Bununla birlikte, tek bir bütün Dünya izlenimi, dengeyi bozmaktan ve çevresel dengesizlik yaratmaktan tüm ulusların veya toplulukların eşit derecede sorumlu olmadığı gerçeğini gizlemektedir.
Soluk Mavi Nokta (Pale Blue Dot)
Dünya'ya en uzak bakışımız 1990’da Voyager 1 uzay aracından gelir. Vizyon sahibi gök bilimci Carl Sagan'ın isteği üzerine kamerasını son kez 6 milyar kilometre ötedeki Dünya'ya çevirdi.
Soluk Mavi Nokta, Kevin M. Gill tarafından modern görüntü işleme teknikleri kullanılarak güncellendi, 2020. NASA
Mavi Bilye kırılgan bir Dünya'yı çağrıştırsıysa, Soluk Mavi Nokta da Dünya'nın evrendeki önemsizliğini vurguladı.
Sagan, görüntü yorumuna insani bir boyut ekledi:
“O noktayı tekrar düşünün. Orası burası. Orası ev. Bu biziz. Üzerinde sevdiğiniz herkes, tanıdığınız herkes, adını duyduğunuz herkes, var olan her insan hayatını yaşadı.”
Sagan, bu mesafeden görünmeyen Dünya'nın çevresine odaklanmak yerine, kozmos bağlamında bakıldığında insan nefretinin, şiddetin ve savaşın beyhudeliğine değindi.
Teneke kutu, gri kaya, mavi bilye
Şimdi, Mavi Bilye'nin çekilmesinden 50 yıl sonra Ay'a dönüşün eşiğinde, Orion görüntüsü bize farklı bir şey sunuyor.
Akademisyenler, Dünya'nın Doğuşu, Mavi Bilye ve Soluk Mavi Nokta'da fotoğrafçının yokluğuna dikkat çekti. Bu, böyle bir fotoğrafın çekilmesini sağlayan sosyal ve politik bağlamı dışarıda bırakarak, nesnel bir bakış izlenimi verir.
Burada, fotoğrafı neyin ve kimin çektiğini biliyoruz. NASA logosu tam merkezde. Apollo 11 görevi sırasında ay yüzeyine dikilen ABD bayrağı kadar net bir sembol.
Dünya’ya ve yerine yeni bir bakış. NASA
Görüntüdeki en büyük cisim, doğal dünya üzerindeki hakimiyeti simgeleyen, insan teknolojisinin bir parçasıdır.

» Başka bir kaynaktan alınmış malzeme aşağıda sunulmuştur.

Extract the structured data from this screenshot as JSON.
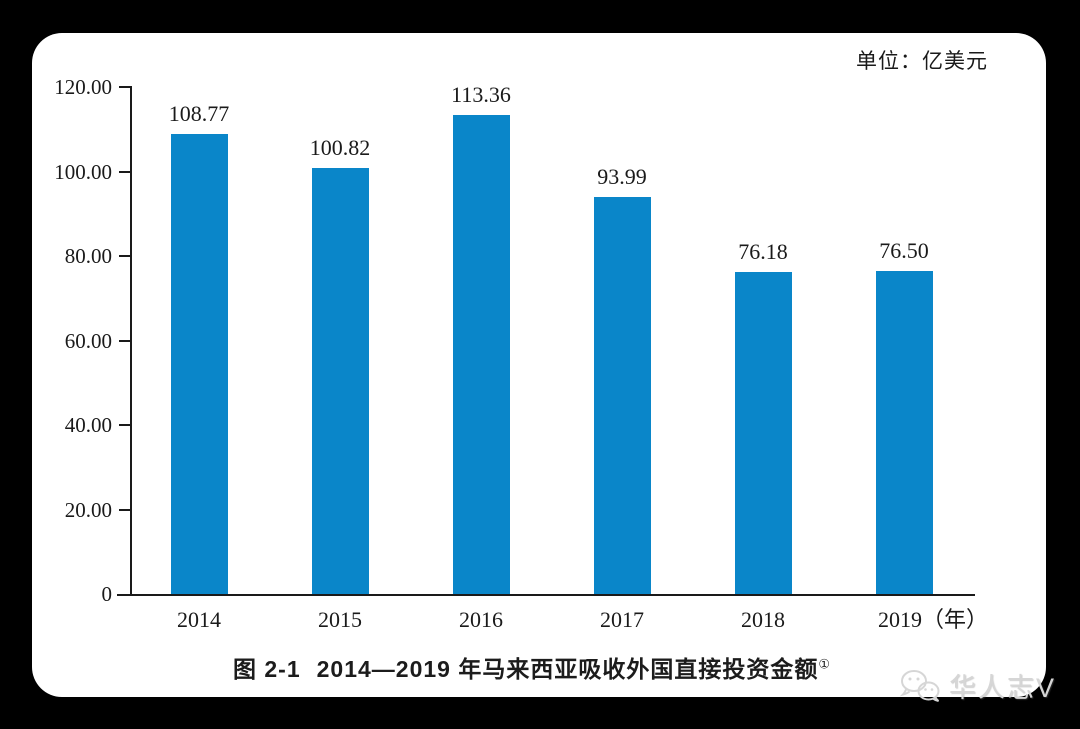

Uzay aracı, uzaktaki Ay ve Dünya'dan daha büyük görsel statüye sahip bir gök cismi olarak çerçevelenmiştir. Mesaj: jeopolitik güç artık Dünya'nın merkezinde değil, onu terk etme yeteneğinde.

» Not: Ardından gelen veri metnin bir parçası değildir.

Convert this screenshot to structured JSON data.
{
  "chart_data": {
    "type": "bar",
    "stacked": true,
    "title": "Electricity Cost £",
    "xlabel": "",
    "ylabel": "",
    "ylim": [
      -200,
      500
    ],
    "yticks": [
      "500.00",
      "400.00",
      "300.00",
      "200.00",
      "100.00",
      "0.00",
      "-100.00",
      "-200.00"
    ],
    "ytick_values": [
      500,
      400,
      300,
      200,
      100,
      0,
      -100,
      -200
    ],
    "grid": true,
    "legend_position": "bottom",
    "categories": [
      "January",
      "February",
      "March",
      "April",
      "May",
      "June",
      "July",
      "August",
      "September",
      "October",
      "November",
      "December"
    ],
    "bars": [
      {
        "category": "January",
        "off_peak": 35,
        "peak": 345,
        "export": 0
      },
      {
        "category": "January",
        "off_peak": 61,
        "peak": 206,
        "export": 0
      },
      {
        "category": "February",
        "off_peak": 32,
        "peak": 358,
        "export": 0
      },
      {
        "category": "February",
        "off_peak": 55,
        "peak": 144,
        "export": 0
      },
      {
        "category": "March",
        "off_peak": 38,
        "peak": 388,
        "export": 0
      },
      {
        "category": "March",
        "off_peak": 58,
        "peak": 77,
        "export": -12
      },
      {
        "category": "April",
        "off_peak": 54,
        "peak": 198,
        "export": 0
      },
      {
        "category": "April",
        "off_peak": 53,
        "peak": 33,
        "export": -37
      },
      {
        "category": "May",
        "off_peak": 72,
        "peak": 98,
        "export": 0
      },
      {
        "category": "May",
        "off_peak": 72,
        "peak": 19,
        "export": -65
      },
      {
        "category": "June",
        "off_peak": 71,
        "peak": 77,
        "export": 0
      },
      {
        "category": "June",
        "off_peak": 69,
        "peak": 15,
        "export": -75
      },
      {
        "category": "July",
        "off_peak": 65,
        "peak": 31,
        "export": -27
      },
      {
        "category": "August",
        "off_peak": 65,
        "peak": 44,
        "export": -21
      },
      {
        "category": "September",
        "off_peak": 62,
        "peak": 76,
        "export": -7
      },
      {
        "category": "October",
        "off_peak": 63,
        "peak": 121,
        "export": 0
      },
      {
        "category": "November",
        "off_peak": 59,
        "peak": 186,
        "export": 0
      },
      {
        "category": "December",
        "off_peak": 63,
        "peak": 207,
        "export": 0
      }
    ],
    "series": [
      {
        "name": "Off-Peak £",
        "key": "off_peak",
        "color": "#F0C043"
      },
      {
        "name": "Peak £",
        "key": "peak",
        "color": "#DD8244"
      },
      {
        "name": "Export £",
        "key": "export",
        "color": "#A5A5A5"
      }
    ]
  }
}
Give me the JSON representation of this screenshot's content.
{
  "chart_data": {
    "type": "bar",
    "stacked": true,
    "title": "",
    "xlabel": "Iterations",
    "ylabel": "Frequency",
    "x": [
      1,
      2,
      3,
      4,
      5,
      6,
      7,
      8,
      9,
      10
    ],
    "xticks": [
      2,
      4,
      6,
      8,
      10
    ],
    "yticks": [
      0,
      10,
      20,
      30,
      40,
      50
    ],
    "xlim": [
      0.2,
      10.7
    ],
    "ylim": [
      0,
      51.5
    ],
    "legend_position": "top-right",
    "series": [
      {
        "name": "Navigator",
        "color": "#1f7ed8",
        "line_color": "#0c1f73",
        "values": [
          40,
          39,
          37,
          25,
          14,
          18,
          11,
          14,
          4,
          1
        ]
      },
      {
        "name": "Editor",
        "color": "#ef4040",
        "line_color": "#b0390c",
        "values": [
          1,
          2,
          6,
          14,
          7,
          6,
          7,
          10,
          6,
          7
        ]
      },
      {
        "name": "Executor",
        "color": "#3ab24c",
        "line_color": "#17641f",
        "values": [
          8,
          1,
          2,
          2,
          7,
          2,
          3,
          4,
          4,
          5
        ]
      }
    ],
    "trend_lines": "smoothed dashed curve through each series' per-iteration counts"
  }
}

Elon Musk, 2018'de güneş yörüngesine fırlatılan kırmızı Tesla spor arabasının arka plan olarak Dünya ile fotoğraflarında aynı mesajı gönderdi.
Ancak Orion görüntüsünde de çevrenin yeni bir vizyonu var. Tüm Dünya'dan daha fazlası: bize tüm Dünya-Ay sistemini tek bir varlık olarak gösteriyor ve her ikisinin de benzer ağırlıkları var.

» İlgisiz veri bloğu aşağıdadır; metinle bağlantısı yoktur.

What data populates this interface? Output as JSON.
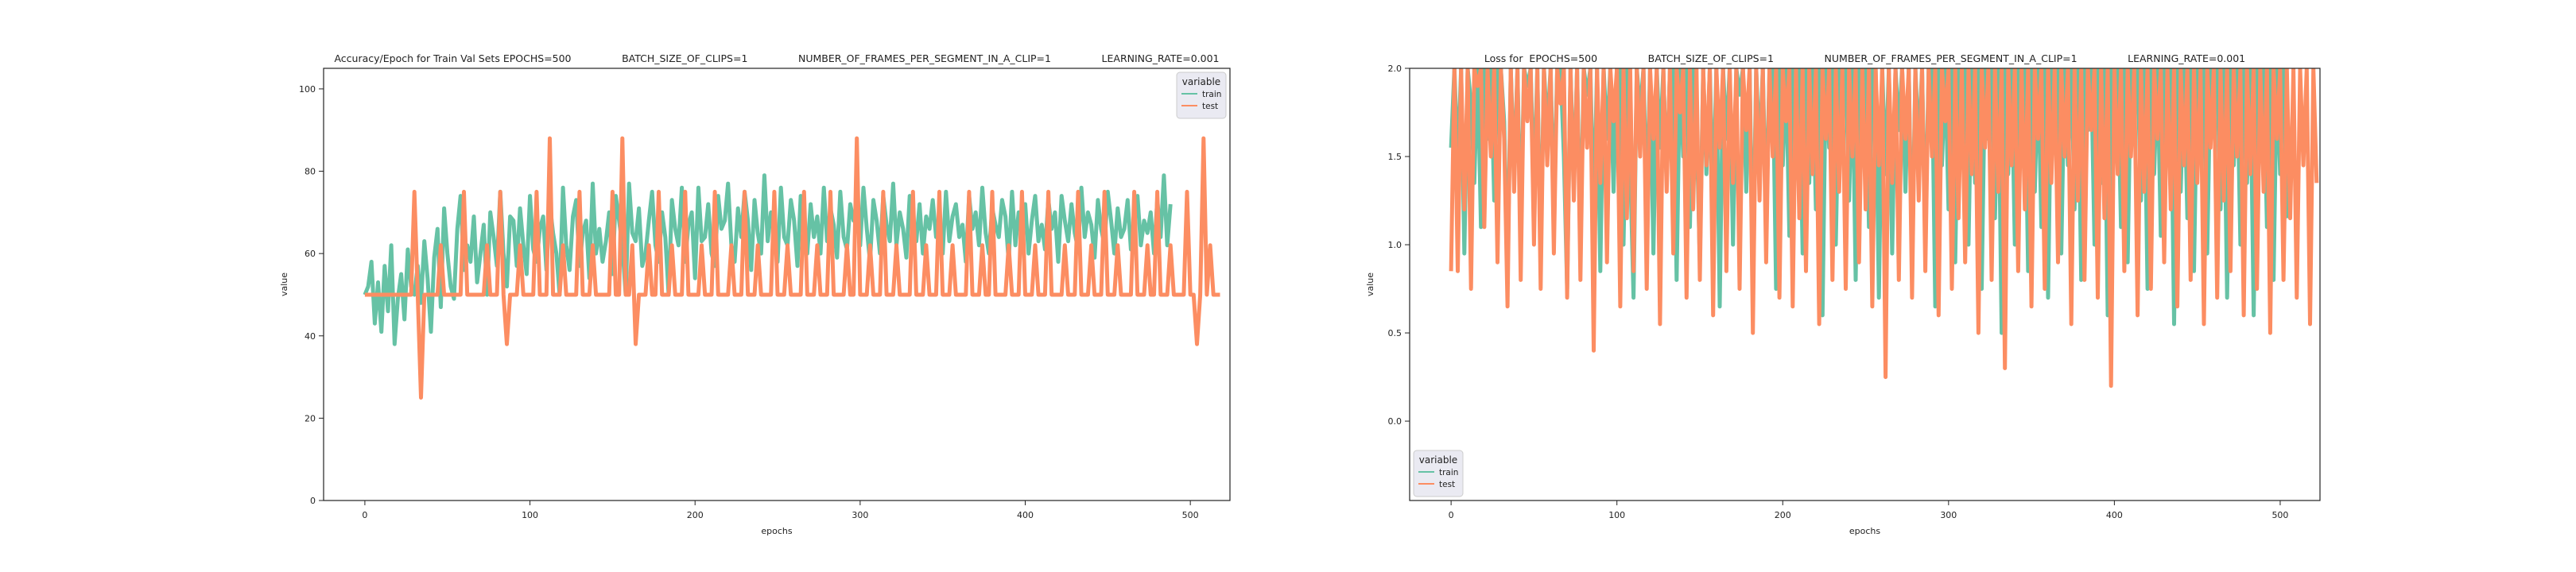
{
  "colors": {
    "train": "#66c2a5",
    "test": "#fc8d62",
    "axis": "#222222",
    "legend_bg": "#eaeaf2"
  },
  "chart_data": [
    {
      "type": "line",
      "title": "Accuracy/Epoch for Train Val Sets EPOCHS=500                BATCH_SIZE_OF_CLIPS=1                NUMBER_OF_FRAMES_PER_SEGMENT_IN_A_CLIP=1                LEARNING_RATE=0.001",
      "xlabel": "epochs",
      "ylabel": "value",
      "xlim": [
        -25,
        524
      ],
      "ylim": [
        0,
        105
      ],
      "xticks": [
        0,
        100,
        200,
        300,
        400,
        500
      ],
      "yticks": [
        0,
        20,
        40,
        60,
        80,
        100
      ],
      "legend": {
        "title": "variable",
        "placement": "top-right",
        "entries": [
          "train",
          "test"
        ]
      },
      "series": [
        {
          "name": "train",
          "x_start": 0,
          "x_step": 2,
          "values": [
            50,
            52,
            58,
            43,
            53,
            41,
            57,
            46,
            62,
            38,
            49,
            55,
            44,
            61,
            52,
            50,
            57,
            48,
            63,
            54,
            41,
            59,
            66,
            47,
            71,
            60,
            52,
            49,
            66,
            74,
            56,
            62,
            58,
            69,
            53,
            60,
            67,
            50,
            70,
            64,
            57,
            75,
            60,
            52,
            69,
            68,
            57,
            71,
            62,
            55,
            74,
            61,
            58,
            66,
            69,
            56,
            72,
            65,
            60,
            50,
            76,
            62,
            56,
            69,
            73,
            57,
            65,
            68,
            54,
            77,
            60,
            66,
            58,
            63,
            70,
            55,
            74,
            68,
            62,
            50,
            77,
            65,
            63,
            71,
            57,
            60,
            68,
            75,
            62,
            58,
            70,
            64,
            50,
            73,
            66,
            62,
            76,
            58,
            67,
            70,
            54,
            76,
            63,
            64,
            72,
            60,
            57,
            74,
            66,
            68,
            77,
            62,
            58,
            71,
            64,
            75,
            68,
            56,
            73,
            65,
            60,
            79,
            63,
            70,
            67,
            58,
            76,
            64,
            62,
            73,
            68,
            57,
            74,
            66,
            60,
            72,
            64,
            69,
            60,
            76,
            63,
            71,
            67,
            59,
            75,
            64,
            61,
            72,
            68,
            70,
            62,
            76,
            66,
            58,
            73,
            68,
            60,
            74,
            67,
            63,
            77,
            62,
            70,
            66,
            59,
            74,
            68,
            63,
            72,
            60,
            69,
            66,
            73,
            64,
            67,
            60,
            75,
            63,
            69,
            72,
            64,
            67,
            58,
            74,
            66,
            70,
            62,
            76,
            65,
            60,
            71,
            67,
            64,
            73,
            69,
            58,
            75,
            62,
            70,
            66,
            72,
            60,
            68,
            74,
            63,
            67,
            61,
            73,
            66,
            70,
            58,
            74,
            68,
            63,
            72,
            65,
            61,
            76,
            64,
            70,
            67,
            59,
            73,
            66,
            62,
            75,
            68,
            60,
            71,
            64,
            66,
            73,
            61,
            69,
            74,
            62,
            68,
            65,
            70,
            60,
            73,
            64,
            79,
            62,
            72
          ]
        },
        {
          "name": "test",
          "x_start": 0,
          "x_step": 2,
          "values": [
            50,
            50,
            50,
            50,
            50,
            50,
            50,
            50,
            50,
            50,
            50,
            50,
            50,
            50,
            50,
            75,
            50,
            25,
            50,
            50,
            50,
            50,
            50,
            62,
            50,
            50,
            50,
            50,
            50,
            50,
            75,
            50,
            50,
            50,
            50,
            50,
            50,
            62,
            50,
            50,
            50,
            75,
            50,
            38,
            50,
            50,
            50,
            62,
            50,
            50,
            50,
            50,
            75,
            50,
            50,
            50,
            88,
            50,
            50,
            50,
            62,
            50,
            50,
            50,
            50,
            75,
            50,
            50,
            50,
            62,
            50,
            50,
            50,
            50,
            50,
            75,
            50,
            50,
            88,
            50,
            50,
            62,
            38,
            50,
            50,
            50,
            62,
            50,
            50,
            75,
            50,
            50,
            50,
            62,
            50,
            50,
            50,
            75,
            50,
            50,
            50,
            50,
            62,
            50,
            50,
            50,
            75,
            50,
            50,
            50,
            50,
            62,
            50,
            50,
            50,
            75,
            50,
            50,
            50,
            62,
            50,
            50,
            50,
            50,
            75,
            50,
            50,
            50,
            62,
            50,
            50,
            50,
            50,
            75,
            50,
            50,
            50,
            62,
            50,
            50,
            50,
            75,
            50,
            50,
            50,
            50,
            62,
            50,
            50,
            88,
            50,
            50,
            50,
            62,
            50,
            50,
            50,
            75,
            50,
            50,
            50,
            62,
            50,
            50,
            50,
            50,
            75,
            50,
            50,
            50,
            62,
            50,
            50,
            50,
            75,
            50,
            50,
            50,
            62,
            50,
            50,
            50,
            50,
            75,
            50,
            50,
            50,
            62,
            50,
            50,
            75,
            50,
            50,
            50,
            50,
            62,
            50,
            50,
            50,
            75,
            50,
            50,
            50,
            62,
            50,
            50,
            50,
            75,
            50,
            50,
            50,
            50,
            62,
            50,
            50,
            50,
            75,
            50,
            50,
            50,
            62,
            50,
            50,
            50,
            75,
            50,
            50,
            50,
            62,
            50,
            50,
            50,
            50,
            75,
            50,
            50,
            50,
            62,
            50,
            50,
            75,
            50,
            50,
            50,
            62,
            50,
            50,
            50,
            50,
            75,
            50,
            50,
            38,
            50,
            88,
            50,
            62,
            50,
            50,
            50
          ]
        }
      ]
    },
    {
      "type": "line",
      "title": "Loss for  EPOCHS=500                BATCH_SIZE_OF_CLIPS=1                NUMBER_OF_FRAMES_PER_SEGMENT_IN_A_CLIP=1                LEARNING_RATE=0.001",
      "xlabel": "epochs",
      "ylabel": "value",
      "xlim": [
        -25,
        524
      ],
      "ylim": [
        -0.45,
        2.0
      ],
      "xticks": [
        0,
        100,
        200,
        300,
        400,
        500
      ],
      "yticks": [
        0.0,
        0.5,
        1.0,
        1.5,
        2.0
      ],
      "legend": {
        "title": "variable",
        "placement": "lower-left",
        "entries": [
          "train",
          "test"
        ]
      },
      "series": [
        {
          "name": "train",
          "x_start": 0,
          "x_step": 2,
          "values": [
            1.55,
            2.0,
            1.45,
            2.0,
            0.95,
            2.0,
            1.8,
            1.35,
            2.0,
            1.1,
            2.0,
            1.6,
            2.0,
            1.25,
            2.0,
            2.0,
            1.7,
            0.8,
            2.0,
            1.4,
            2.0,
            1.05,
            2.0,
            1.9,
            2.0,
            1.3,
            2.0,
            0.9,
            2.0,
            1.65,
            2.0,
            1.2,
            2.0,
            2.0,
            1.5,
            0.75,
            2.0,
            1.35,
            2.0,
            1.0,
            2.0,
            1.85,
            2.0,
            1.15,
            2.0,
            0.85,
            2.0,
            1.6,
            2.0,
            1.3,
            2.0,
            2.0,
            1.0,
            2.0,
            1.45,
            0.7,
            2.0,
            1.75,
            2.0,
            1.2,
            2.0,
            0.95,
            2.0,
            1.55,
            2.0,
            1.35,
            2.0,
            2.0,
            0.8,
            2.0,
            1.5,
            2.0,
            1.1,
            2.0,
            1.7,
            0.9,
            2.0,
            1.4,
            2.0,
            1.25,
            2.0,
            0.65,
            2.0,
            1.6,
            2.0,
            1.0,
            2.0,
            1.85,
            2.0,
            1.3,
            2.0,
            0.85,
            2.0,
            1.5,
            2.0,
            1.15,
            2.0,
            2.0,
            0.75,
            2.0,
            1.45,
            2.0,
            1.05,
            2.0,
            1.7,
            2.0,
            0.95,
            2.0,
            1.35,
            2.0,
            1.2,
            2.0,
            0.6,
            2.0,
            1.55,
            2.0,
            1.0,
            2.0,
            1.8,
            2.0,
            1.25,
            2.0,
            0.8,
            2.0,
            1.5,
            2.0,
            1.1,
            2.0,
            2.0,
            0.7,
            2.0,
            1.4,
            2.0,
            0.95,
            2.0,
            1.65,
            2.0,
            1.3,
            2.0,
            0.85,
            2.0,
            1.55,
            2.0,
            1.05,
            2.0,
            2.0,
            0.65,
            2.0,
            1.45,
            2.0,
            1.2,
            2.0,
            0.9,
            2.0,
            1.7,
            2.0,
            1.0,
            2.0,
            1.35,
            2.0,
            0.75,
            2.0,
            1.6,
            2.0,
            1.15,
            2.0,
            0.5,
            2.0,
            1.4,
            2.0,
            1.0,
            2.0,
            1.75,
            2.0,
            0.85,
            2.0,
            1.3,
            2.0,
            1.1,
            2.0,
            0.7,
            2.0,
            1.55,
            2.0,
            0.95,
            2.0,
            1.45,
            2.0,
            1.2,
            2.0,
            0.8,
            2.0,
            1.65,
            2.0,
            1.0,
            2.0,
            1.35,
            2.0,
            0.6,
            2.0,
            1.5,
            2.0,
            1.1,
            2.0,
            0.9,
            2.0,
            1.7,
            2.0,
            1.25,
            2.0,
            0.75,
            2.0,
            1.4,
            2.0,
            1.05,
            2.0,
            1.6,
            2.0,
            0.55,
            2.0,
            1.3,
            2.0,
            1.15,
            2.0,
            0.85,
            2.0,
            1.5,
            2.0,
            0.95,
            2.0,
            1.75,
            2.0,
            1.2,
            2.0,
            0.7,
            2.0,
            1.45,
            2.0,
            1.0,
            2.0,
            1.35,
            2.0,
            0.6,
            2.0,
            1.55,
            2.0,
            1.1,
            2.0,
            0.8,
            2.0,
            1.4,
            2.0,
            1.15
          ]
        },
        {
          "name": "test",
          "x_start": 0,
          "x_step": 2,
          "values": [
            0.85,
            2.0,
            0.85,
            2.0,
            1.2,
            2.0,
            0.75,
            2.0,
            1.9,
            2.0,
            1.1,
            2.0,
            1.5,
            2.0,
            0.9,
            2.0,
            1.6,
            0.65,
            2.0,
            1.3,
            2.0,
            0.8,
            2.0,
            1.7,
            2.0,
            1.0,
            2.0,
            0.75,
            2.0,
            1.45,
            2.0,
            0.95,
            2.0,
            1.8,
            2.0,
            0.7,
            2.0,
            1.25,
            2.0,
            0.8,
            2.0,
            1.55,
            2.0,
            0.4,
            2.0,
            1.35,
            2.0,
            0.9,
            2.0,
            1.7,
            2.0,
            0.65,
            2.0,
            1.15,
            2.0,
            0.85,
            2.0,
            1.5,
            2.0,
            0.75,
            2.0,
            1.6,
            2.0,
            0.55,
            2.0,
            1.3,
            2.0,
            0.95,
            2.0,
            1.75,
            2.0,
            0.7,
            2.0,
            1.2,
            2.0,
            0.8,
            2.0,
            1.45,
            2.0,
            0.6,
            2.0,
            1.55,
            2.0,
            0.85,
            2.0,
            1.35,
            2.0,
            0.75,
            2.0,
            1.65,
            2.0,
            0.5,
            2.0,
            1.25,
            2.0,
            0.9,
            2.0,
            1.5,
            2.0,
            0.7,
            2.0,
            1.7,
            2.0,
            0.65,
            2.0,
            1.15,
            2.0,
            0.85,
            2.0,
            1.4,
            2.0,
            0.55,
            2.0,
            1.6,
            2.0,
            0.8,
            2.0,
            1.3,
            2.0,
            0.75,
            2.0,
            1.5,
            2.0,
            0.9,
            2.0,
            1.2,
            2.0,
            0.65,
            2.0,
            1.45,
            2.0,
            0.25,
            2.0,
            1.35,
            2.0,
            0.8,
            2.0,
            1.6,
            2.0,
            0.7,
            2.0,
            1.25,
            2.0,
            0.85,
            2.0,
            1.5,
            2.0,
            0.6,
            2.0,
            1.7,
            2.0,
            0.75,
            2.0,
            1.15,
            2.0,
            0.9,
            2.0,
            1.4,
            2.0,
            0.5,
            2.0,
            1.55,
            2.0,
            0.8,
            2.0,
            1.3,
            2.0,
            0.3,
            2.0,
            1.45,
            2.0,
            0.85,
            2.0,
            1.2,
            2.0,
            0.65,
            2.0,
            1.6,
            2.0,
            0.75,
            2.0,
            1.35,
            2.0,
            0.9,
            2.0,
            1.5,
            2.0,
            0.55,
            2.0,
            1.25,
            2.0,
            0.8,
            2.0,
            1.65,
            2.0,
            0.7,
            2.0,
            1.15,
            2.0,
            0.2,
            2.0,
            1.4,
            2.0,
            0.85,
            2.0,
            1.5,
            2.0,
            0.6,
            2.0,
            1.3,
            2.0,
            0.75,
            2.0,
            1.6,
            2.0,
            0.9,
            2.0,
            1.2,
            2.0,
            0.65,
            2.0,
            1.45,
            2.0,
            0.8,
            2.0,
            1.35,
            2.0,
            0.55,
            2.0,
            1.55,
            2.0,
            0.7,
            2.0,
            1.25,
            2.0,
            0.85,
            2.0,
            1.5,
            2.0,
            0.6,
            2.0,
            1.4,
            2.0,
            0.75,
            2.0,
            1.3,
            2.0,
            0.5,
            2.0,
            1.6,
            2.0,
            0.8,
            2.0,
            1.15,
            2.0,
            0.7,
            2.0,
            1.45,
            2.0,
            0.55,
            2.0,
            1.35
          ]
        }
      ]
    }
  ]
}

İnsan etki alanının bu genişlemesi, Dünya'yı yalıtılmış ve yalnız olarak düşünmeyi bıraktığımız kozmik bilinçteki başka bir değişimi temsil eder.
Aynı zamanda çevre etiği alanını genişletir. Dünya ile Ay arasındaki trafik arttıkça, insan faaliyetlerinin ay ve ay ile dünya arasındaki (cislunar) ortam üzerinde etkileri olacaktır. Artık Dünya'dan daha fazlasından sorumluyuz.
Kozmostaki yerimiz
Dışarıdan gelen görüntüler, Dünya'nın durumu hakkında güçlü yorumlar oldu.
Ancak bir resim, Dünya'nın çevresini ve ona bağlı yaşamı yönetmede temel bir değişiklik getirebilseydi, şimdiye kadar gerçekleşmiş olurdu. Orion görüntüsü, bir bakış açısı değişikliğinin, insanın uzayla olan ilişkileri hakkındaki düşünceyi nasıl yeniden çerçeveleyebileceğini gösteriyor.
Bu, Dünya'nın kapalı bir uzay gemisi olmadığını, kozmos ile dinamik bir değişim içinde olduğunu kabul etmekle ilgili.
Alice Gorman, Arkeoloji ve Uzay Çalışmaları Doçenti, Flinders Üniversitesi
Bu makale The Conversation'da yayınlanmıştır.